Rheumatological Societies Release New Classification Criteria


Physicians have new guidelines released by the American College of Rheumatology to help define rheumatoid arthritis at earlier stages.

Physicians have new guidelines released by the American College of Rheumatology to help define rheumatoid arthritis at earlier stages.

The ACR released revised classification criteria for RA that allows the study of treatments for RA at earlier stages of disease, including before joint damage occurs. The criteria were created in collaboration with the European League Against Rheumatism.

The classification criteria, in general, allow researchers to define whether or not individuals have a certain disease, and help standardize recruitment into clinical trials and research studies; they are not intended as diagnostic criteria in clinical practice but may, in certain cases, be modified to serve that purpose.

The classification criteria for RA were updated in accordance to changes in knowledge. The previous time the criteria were updated was in 1987.

“The 1987 criteria actually posed a major barrier to the study of treatments designed to prevent joint damage in RA,” said Gillian Hawker, MD; senior author of the new criteria, in a press release. “Many patients did not fulfill the previous RA classification criteria until their disease was well-advanced, and - in many cases - joint damage had already occurred. This truly limited RA researchers from studying the disease at its earlier phases, which is critical to the development of new treatments to prevent damage.”

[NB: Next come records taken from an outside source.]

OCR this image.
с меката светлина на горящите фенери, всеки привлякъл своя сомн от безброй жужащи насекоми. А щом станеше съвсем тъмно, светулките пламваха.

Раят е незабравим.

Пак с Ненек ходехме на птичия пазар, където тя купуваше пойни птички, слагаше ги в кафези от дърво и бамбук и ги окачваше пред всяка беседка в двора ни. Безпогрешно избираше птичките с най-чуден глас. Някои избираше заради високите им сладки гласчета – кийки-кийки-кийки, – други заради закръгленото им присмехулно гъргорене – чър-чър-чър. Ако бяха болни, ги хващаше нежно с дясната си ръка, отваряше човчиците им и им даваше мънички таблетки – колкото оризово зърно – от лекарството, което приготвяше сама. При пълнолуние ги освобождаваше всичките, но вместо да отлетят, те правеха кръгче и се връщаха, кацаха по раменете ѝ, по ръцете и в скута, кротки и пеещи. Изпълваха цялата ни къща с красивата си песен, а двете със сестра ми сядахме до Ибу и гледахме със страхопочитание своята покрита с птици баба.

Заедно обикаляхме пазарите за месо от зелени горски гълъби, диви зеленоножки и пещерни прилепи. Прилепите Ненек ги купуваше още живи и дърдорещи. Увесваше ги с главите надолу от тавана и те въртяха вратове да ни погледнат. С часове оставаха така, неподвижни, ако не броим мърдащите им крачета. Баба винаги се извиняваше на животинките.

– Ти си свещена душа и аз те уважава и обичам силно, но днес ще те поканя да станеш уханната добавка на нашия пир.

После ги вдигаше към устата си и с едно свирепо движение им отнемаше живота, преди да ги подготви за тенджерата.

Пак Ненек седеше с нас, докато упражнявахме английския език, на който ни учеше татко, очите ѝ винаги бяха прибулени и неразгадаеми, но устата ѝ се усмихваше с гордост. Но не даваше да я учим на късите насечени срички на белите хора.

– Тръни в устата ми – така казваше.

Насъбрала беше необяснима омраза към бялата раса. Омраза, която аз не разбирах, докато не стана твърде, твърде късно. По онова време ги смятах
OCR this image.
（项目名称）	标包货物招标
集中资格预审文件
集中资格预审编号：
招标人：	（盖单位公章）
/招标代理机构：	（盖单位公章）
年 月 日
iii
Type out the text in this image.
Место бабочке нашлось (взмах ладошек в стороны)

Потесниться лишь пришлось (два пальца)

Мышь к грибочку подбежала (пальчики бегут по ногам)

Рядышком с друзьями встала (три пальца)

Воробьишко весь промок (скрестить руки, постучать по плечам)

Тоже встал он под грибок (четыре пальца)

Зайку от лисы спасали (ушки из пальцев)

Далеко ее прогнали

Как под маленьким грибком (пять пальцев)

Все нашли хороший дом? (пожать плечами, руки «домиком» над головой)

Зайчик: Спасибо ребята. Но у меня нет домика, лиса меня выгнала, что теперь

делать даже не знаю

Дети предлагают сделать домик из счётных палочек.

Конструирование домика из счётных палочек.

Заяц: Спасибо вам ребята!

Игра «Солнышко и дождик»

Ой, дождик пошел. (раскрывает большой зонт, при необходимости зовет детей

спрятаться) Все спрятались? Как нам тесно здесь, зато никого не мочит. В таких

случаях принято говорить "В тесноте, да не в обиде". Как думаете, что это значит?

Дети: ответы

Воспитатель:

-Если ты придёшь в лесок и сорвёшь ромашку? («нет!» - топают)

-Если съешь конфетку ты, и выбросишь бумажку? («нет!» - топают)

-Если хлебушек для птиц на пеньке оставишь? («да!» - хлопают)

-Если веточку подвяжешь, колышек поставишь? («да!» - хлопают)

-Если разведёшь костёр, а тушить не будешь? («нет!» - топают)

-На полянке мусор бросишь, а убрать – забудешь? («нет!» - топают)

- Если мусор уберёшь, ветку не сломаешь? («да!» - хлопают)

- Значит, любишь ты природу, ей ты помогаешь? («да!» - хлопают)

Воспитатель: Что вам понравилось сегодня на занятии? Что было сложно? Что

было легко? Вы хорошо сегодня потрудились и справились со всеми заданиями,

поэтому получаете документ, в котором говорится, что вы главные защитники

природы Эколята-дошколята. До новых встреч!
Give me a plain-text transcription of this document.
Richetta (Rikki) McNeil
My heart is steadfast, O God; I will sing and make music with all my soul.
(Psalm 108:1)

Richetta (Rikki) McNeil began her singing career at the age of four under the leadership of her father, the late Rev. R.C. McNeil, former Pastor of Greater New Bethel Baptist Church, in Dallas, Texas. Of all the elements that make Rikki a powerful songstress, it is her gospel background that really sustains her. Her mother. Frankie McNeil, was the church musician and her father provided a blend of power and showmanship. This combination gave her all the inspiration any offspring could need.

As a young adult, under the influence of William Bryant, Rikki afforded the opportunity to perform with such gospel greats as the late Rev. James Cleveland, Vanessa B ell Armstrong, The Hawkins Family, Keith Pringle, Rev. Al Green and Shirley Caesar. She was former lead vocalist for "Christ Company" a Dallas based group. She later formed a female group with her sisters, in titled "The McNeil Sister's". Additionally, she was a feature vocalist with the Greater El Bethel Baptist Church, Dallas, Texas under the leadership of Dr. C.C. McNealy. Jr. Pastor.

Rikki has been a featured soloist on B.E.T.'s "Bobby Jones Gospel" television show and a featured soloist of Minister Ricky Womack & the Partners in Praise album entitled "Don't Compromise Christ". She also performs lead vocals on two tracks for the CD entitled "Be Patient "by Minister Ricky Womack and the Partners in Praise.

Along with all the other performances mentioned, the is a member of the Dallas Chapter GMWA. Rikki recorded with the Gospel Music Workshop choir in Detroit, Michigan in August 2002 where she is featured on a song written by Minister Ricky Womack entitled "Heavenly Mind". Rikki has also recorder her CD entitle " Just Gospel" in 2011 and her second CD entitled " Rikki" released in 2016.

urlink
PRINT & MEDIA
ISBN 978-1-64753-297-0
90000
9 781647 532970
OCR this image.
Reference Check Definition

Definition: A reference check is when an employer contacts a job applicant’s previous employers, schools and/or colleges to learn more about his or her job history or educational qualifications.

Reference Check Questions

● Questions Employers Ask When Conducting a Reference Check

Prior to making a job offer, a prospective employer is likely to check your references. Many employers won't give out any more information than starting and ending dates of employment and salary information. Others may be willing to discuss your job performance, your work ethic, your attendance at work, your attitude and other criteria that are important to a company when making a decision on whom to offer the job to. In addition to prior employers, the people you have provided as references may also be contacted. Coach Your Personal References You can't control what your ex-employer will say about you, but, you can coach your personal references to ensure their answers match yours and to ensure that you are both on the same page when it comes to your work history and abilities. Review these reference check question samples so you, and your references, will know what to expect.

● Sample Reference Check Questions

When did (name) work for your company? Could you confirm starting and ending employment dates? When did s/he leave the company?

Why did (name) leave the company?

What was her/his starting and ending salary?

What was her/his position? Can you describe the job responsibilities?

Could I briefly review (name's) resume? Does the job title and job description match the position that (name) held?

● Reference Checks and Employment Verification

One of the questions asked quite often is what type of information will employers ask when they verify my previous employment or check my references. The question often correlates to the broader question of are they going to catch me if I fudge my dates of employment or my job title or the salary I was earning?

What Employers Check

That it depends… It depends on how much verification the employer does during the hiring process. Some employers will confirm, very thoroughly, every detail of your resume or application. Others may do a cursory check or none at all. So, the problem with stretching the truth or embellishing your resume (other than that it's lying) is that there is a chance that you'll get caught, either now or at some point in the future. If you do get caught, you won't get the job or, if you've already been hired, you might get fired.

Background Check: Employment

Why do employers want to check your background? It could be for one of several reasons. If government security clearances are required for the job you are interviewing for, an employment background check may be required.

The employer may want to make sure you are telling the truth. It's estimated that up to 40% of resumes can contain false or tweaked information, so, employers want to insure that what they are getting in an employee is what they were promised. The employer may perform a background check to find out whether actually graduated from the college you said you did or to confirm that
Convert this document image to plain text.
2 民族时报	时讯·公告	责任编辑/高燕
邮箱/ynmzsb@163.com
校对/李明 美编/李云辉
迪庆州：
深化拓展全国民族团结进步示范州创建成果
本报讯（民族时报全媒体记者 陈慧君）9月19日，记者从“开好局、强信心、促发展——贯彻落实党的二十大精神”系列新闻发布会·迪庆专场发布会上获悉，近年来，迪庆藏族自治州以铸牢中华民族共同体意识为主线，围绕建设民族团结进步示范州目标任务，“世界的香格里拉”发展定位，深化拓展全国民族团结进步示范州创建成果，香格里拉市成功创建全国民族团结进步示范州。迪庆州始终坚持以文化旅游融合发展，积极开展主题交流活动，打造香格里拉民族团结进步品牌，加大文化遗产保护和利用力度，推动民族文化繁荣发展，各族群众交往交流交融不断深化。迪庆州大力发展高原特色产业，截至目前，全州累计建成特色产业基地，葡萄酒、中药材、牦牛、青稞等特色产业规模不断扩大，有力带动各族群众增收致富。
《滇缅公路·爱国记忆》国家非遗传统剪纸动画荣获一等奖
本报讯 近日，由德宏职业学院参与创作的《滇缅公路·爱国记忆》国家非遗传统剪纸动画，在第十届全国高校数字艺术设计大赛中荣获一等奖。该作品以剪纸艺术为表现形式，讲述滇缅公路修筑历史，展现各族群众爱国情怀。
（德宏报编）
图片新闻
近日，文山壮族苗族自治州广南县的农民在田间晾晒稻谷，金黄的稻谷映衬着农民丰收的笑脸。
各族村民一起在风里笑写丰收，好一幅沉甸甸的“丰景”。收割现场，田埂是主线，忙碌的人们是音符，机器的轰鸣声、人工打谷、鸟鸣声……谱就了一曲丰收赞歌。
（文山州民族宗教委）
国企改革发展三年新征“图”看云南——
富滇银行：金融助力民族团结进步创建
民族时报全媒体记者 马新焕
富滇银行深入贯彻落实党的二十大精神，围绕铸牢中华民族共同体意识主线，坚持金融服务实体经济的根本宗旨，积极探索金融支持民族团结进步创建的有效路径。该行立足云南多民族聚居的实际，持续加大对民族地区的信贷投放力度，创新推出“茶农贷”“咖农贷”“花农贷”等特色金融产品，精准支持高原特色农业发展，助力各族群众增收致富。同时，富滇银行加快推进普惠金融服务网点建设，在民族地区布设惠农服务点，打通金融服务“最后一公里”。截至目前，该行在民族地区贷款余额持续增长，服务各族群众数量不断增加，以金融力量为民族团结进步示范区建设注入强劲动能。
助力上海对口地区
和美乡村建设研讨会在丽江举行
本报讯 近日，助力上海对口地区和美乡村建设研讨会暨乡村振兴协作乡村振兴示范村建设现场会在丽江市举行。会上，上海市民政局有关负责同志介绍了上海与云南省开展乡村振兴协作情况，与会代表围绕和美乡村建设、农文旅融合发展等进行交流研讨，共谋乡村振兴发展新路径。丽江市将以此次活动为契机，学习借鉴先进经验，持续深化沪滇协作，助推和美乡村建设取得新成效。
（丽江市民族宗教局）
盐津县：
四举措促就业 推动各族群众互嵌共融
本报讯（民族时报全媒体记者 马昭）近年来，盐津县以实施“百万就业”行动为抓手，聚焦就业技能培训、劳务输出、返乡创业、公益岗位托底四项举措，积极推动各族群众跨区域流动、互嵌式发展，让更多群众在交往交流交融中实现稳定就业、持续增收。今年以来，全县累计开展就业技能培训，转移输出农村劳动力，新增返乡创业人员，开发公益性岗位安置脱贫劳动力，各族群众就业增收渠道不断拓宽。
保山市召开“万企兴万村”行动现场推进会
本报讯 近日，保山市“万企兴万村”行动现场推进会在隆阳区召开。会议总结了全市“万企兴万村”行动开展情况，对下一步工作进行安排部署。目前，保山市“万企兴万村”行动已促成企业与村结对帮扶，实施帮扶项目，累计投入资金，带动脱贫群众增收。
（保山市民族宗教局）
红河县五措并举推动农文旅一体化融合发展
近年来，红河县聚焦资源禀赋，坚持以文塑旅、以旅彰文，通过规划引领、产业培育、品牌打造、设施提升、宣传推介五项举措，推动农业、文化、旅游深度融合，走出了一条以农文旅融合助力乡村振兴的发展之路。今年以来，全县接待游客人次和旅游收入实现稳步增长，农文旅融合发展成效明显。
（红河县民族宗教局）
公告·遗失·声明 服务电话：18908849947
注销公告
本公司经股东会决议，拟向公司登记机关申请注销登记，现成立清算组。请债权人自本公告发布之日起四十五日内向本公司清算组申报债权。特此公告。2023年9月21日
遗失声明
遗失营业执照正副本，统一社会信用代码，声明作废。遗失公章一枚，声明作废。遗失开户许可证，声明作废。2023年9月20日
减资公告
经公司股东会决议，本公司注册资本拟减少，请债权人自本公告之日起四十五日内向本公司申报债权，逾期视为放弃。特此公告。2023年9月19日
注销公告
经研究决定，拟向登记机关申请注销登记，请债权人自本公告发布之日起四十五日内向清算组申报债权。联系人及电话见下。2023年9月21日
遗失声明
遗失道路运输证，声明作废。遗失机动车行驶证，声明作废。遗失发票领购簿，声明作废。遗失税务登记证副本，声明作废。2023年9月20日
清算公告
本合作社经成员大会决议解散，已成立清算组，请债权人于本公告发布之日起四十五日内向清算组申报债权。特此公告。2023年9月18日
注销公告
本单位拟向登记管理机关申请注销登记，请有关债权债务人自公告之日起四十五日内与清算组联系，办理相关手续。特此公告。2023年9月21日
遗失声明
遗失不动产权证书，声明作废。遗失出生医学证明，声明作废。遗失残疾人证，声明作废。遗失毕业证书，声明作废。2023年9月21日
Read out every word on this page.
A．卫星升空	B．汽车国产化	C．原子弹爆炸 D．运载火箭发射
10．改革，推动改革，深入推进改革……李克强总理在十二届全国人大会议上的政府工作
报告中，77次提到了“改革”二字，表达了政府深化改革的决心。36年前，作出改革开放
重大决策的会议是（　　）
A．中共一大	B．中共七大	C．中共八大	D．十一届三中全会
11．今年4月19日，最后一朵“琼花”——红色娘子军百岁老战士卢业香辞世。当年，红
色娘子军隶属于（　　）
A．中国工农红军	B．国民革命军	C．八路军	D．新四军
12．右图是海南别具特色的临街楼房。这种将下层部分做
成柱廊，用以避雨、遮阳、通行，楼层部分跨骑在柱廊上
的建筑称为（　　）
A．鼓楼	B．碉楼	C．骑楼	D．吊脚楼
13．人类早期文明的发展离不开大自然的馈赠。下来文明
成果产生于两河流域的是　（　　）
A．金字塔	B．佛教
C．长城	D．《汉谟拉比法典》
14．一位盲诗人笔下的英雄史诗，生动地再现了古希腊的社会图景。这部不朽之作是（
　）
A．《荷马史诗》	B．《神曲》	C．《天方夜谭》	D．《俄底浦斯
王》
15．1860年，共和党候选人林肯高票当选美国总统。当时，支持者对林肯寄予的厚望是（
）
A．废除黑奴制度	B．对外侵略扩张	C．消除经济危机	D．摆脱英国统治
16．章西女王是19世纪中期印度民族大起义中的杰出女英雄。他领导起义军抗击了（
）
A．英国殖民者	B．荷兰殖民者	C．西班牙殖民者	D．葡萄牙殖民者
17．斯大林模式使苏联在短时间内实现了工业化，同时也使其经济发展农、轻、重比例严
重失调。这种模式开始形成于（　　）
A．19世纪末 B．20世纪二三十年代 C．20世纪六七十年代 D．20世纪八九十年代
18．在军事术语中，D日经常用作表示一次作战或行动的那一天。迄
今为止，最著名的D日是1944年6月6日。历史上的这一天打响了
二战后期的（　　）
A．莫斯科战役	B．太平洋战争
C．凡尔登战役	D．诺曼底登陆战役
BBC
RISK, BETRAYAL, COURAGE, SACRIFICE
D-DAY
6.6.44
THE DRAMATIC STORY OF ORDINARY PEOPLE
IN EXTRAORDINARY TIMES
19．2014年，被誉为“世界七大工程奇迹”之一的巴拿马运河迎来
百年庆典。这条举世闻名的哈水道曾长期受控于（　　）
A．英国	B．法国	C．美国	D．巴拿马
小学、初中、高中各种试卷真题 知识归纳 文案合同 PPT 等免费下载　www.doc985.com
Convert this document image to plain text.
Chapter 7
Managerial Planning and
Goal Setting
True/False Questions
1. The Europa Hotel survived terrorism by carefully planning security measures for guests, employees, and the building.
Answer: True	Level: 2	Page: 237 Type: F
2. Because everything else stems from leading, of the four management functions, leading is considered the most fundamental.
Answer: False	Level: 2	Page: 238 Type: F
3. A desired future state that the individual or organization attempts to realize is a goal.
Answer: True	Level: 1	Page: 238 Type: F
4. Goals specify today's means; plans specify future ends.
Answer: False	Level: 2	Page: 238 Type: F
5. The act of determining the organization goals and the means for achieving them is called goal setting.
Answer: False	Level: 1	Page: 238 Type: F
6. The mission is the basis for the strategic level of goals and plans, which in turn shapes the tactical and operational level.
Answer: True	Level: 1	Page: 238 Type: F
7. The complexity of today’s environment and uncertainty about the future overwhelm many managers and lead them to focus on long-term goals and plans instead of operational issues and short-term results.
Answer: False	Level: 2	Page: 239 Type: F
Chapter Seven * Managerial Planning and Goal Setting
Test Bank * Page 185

The endeavor to update the criteria began in 2008. The ACR worked with the EULAR and completed three phases of work to do so. First, they reviewed existing data collected from patients with early arthritis to determine the factors that best identified these patients. Next, the groups took the factors and came to a consensus on which were key in determining an individual’s likelihood of developing chronic joint damage. The last phase involved creating a scoring system based on the findings from the first two phases. The team came to the conclusion that patients to whom these criteria should be applied must have confirmed presence of joint swelling, indicating synovitis in at lease one joint, and no other possible diagnosis to explain the symptoms.

“To be classified as having 'definite RA,' patients must receive a score of six or greater (out of a possible 10),” explains Alan Silman, MD who initiated the project. “The scoring system takes into consideration the number and site/size of involved joints, laboratory tests of inflammation and auto-immunity, and symptom duration.”

“Under the correct circumstances, new knowledge resulting from rheumatology research can quickly move into applicable treatments for patients,” explains ACR President Stanley B. Cohen, MD. “We believe these new classification criteria will open the door to more meaningful studies of RA and will eventually lead to changes in the diagnosis and treatment of the disease. This is an important step for RA researchers, practicing rheumatologists and patients.”